In a warning letter sent to Hawaiian Organic Noni LLC, FDA took the company to task for a long laundry list of illegal drug claims on its products. These include a fruit leather, which is sold as a health supplement, as well as topical products and a product aimed at pets.
Laundry list of disease claims
According to FDA, the company had claimed that its products could relieve pain, kill parasites, relieve arthritis symptoms, and, “Help you fight off chronic diseases.” In one reference, the company claimed that noni’s pain relief effects were, “75 percent as strong as morphine, yet totally safe and side-effect free.”
FDA also cited numerous testimonials on the company’s website that made disease claims. Many legal experts have told NutraIngredients-USA that featuring a testimonial on a company’s website is tantamount to making that claim.
Among the claims in the testimonials that FDA cited were an ability of the product to lower blood pressure and to reduce cholesterol. Customers also claimed the product had cured their psoriasis, improved their visual acuity and cured their gum disease.
An unusual aspect of the letter was that FDA did not cite any GMP failures on the part of the company. Nor did it cite any labeling deficiencies outside of the impermissible disease claims on the labels. More often than not, companies that have transgressed on the claims side also have manufacturing shortcomings, too.
The claims the company has been making are perhaps not entirely without research backing. A recent article in the Journal of Traditional and Complementary Medicine, researchers from Ohio State University noted that the traditional uses of noni fruit include “mouth sores, toothaches, treatment of fever, diabetes, intestinal worms, fungal infections, tuberculosis.”
FDA also sent a warning letter to another noni producer located in Hawaii in 2014. In that case, the company was making extensive cancer claims on its products.
Mark Blumenthal, founder of the American Botanical Council, said he doesn’t believe that noni has for some reason risen on FDA’s radar.
“I don’t think FDA has got noni in their sights per se. But it’s logical that in doing research on one company they might come across another,” Blumenthal told NutraIngredients-USA.

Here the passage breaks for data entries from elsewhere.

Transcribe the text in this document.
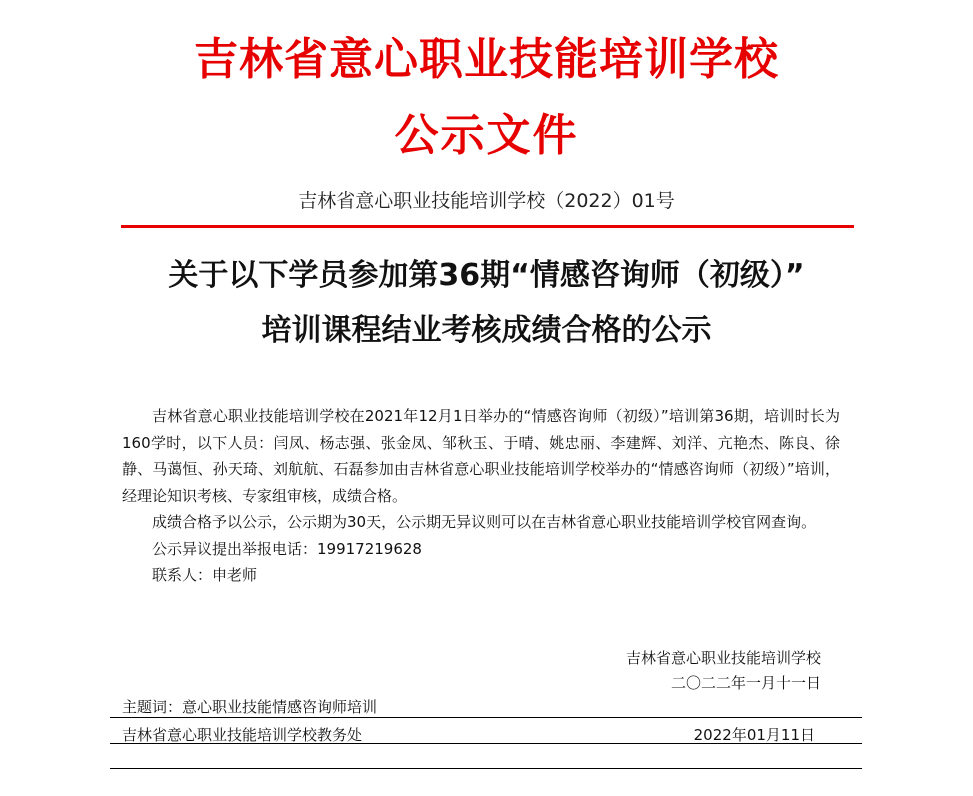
吉林省意心职业技能培训学校
公示文件
吉林省意心职业技能培训学校（2022）01号
关于以下学员参加第36期“情感咨询师（初级）”
培训课程结业考核成绩合格的公示

吉林省意心职业技能培训学校在2021年12月1日举办的“情感咨询师（初级）”培训第36期，培训时长为160学时，以下人员：闫凤、杨志强、张金凤、邹秋玉、于晴、姚忠丽、李建辉、刘洋、亢艳杰、陈良、徐静、马蔼恒、孙天琦、刘航航、石磊参加由吉林省意心职业技能培训学校举办的“情感咨询师（初级）”培训，经理论知识考核、专家组审核，成绩合格。

成绩合格予以公示，公示期为30天，公示期无异议则可以在吉林省意心职业技能培训学校官网查询。

公示异议提出举报电话：19917219628

联系人：申老师

吉林省意心职业技能培训学校
二〇二二年一月十一日
主题词：意心职业技能情感咨询师培训
吉林省意心职业技能培训学校教务处	2022年01月11日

Blumenthal said the story with noni is one that could be observed with other botanicals as well. People become so convinced of a product’s benefits that they naturally tend toward evangelism.
“There has been a history of ‘passionate’ or ‘enthusiastic’ claims on products made by people who really believe in them. This might be especially true of noni,” he said. “This goes back probably 15 or 20 years.”